By now you are probably familiar with the gist of the new DP rule, in particular you've started dreaming of a Juninho, or a Deco, maybe an Henry. All of the speculation will be about players that are "one namers." Much of this focus will be misplaced, as it operates under the old paradigm when a team only got one bullet and so the shot a team
took had to be perfect.

This mis-analysis isn't limited to fans, but even owners are still looking for perfect rather than looking to just plain improve the team.

"We would love to find a designated player to bring in that fits our criteria, but it’s going to have to be someone who is or has been a world-class player and who also can move the needle in other ways for the league," Kraft said.

This level of caution in American soccer is to be expected, but wrong.

Imagine Olympic events like Half Pipe, or Diving. If contestants were only allowed a single performance on which they were judged would they take the risks and push the envelope, or are they now pushing those limits because they have more than one chance.

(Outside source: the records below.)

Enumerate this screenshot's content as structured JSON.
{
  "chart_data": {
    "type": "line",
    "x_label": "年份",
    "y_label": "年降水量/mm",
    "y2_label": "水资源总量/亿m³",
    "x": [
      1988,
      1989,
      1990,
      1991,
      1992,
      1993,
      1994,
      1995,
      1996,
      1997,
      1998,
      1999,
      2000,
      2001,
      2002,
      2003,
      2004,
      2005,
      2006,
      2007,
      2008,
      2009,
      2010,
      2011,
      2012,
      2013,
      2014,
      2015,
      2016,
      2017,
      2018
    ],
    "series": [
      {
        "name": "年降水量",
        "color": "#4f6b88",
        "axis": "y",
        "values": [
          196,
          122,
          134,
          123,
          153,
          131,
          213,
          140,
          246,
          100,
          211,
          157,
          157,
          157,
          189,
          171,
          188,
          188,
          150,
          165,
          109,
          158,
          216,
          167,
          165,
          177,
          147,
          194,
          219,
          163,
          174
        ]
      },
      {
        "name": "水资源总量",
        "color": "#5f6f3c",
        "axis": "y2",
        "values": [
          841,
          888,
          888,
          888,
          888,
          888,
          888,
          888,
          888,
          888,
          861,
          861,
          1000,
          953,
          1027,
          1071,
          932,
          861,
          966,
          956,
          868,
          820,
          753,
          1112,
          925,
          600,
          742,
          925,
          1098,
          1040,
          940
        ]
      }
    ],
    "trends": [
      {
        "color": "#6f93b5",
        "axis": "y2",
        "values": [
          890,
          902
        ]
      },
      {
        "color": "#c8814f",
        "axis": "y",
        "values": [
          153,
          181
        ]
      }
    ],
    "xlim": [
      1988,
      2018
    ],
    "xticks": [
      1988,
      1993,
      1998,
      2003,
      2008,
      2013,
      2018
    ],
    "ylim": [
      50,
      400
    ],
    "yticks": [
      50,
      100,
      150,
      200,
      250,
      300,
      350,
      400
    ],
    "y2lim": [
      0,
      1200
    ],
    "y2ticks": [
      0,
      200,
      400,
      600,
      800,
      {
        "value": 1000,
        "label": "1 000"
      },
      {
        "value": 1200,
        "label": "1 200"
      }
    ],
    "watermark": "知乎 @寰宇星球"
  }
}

Major League Soccer has the opportunity to take the risks. With the ability to sign more than one DP MLS can take some risks. DPs don't need to be the next Beckham, but instead can be solid, good players who contribute on the pitch.

With 3 DPs, a Generation Addidas player and a few solid players within the standard salary structure a passing game can develop and succeed. The beautiful game in America can be beautiful, it can be a mid-major, rather than minor league.

So as Andrew Winner writes for looking at icons

Seattle: Alessandro Nesta. The Milan icon’s experience and guile alongside Jhon Kennedy Hurtado would likely create the best defensive partnership in MLS history. How about Arjen Robben? A do-everything midfielder like the flying Dutchman on the right side would leave acres of space for Steve Zakuani on the left. Maybe bring Michael Bradley back to MLS. A two-way midfielder would free Freddie Ljungberg and Fredy Montero from their defensive duties. -- Andrew Winner

It may be better to just look at good players who fit a team's needs. In the old era there were only 16 DPs possible in 2010, now there are up to 48. That math should change the type of DP, not just the number. It shouldn't matter if they are a 2M$ player, or just a 750k$. If they make the team better, that is key. Let the General Managers, and Sporting Directors, pick players based on skill. Let the marketers than market the talent.

Just one last reminder, though no MLS team with a DP has won the MLS Cup, let's remember that a team with a DP was more likely to make the Playoffs than one without a DP.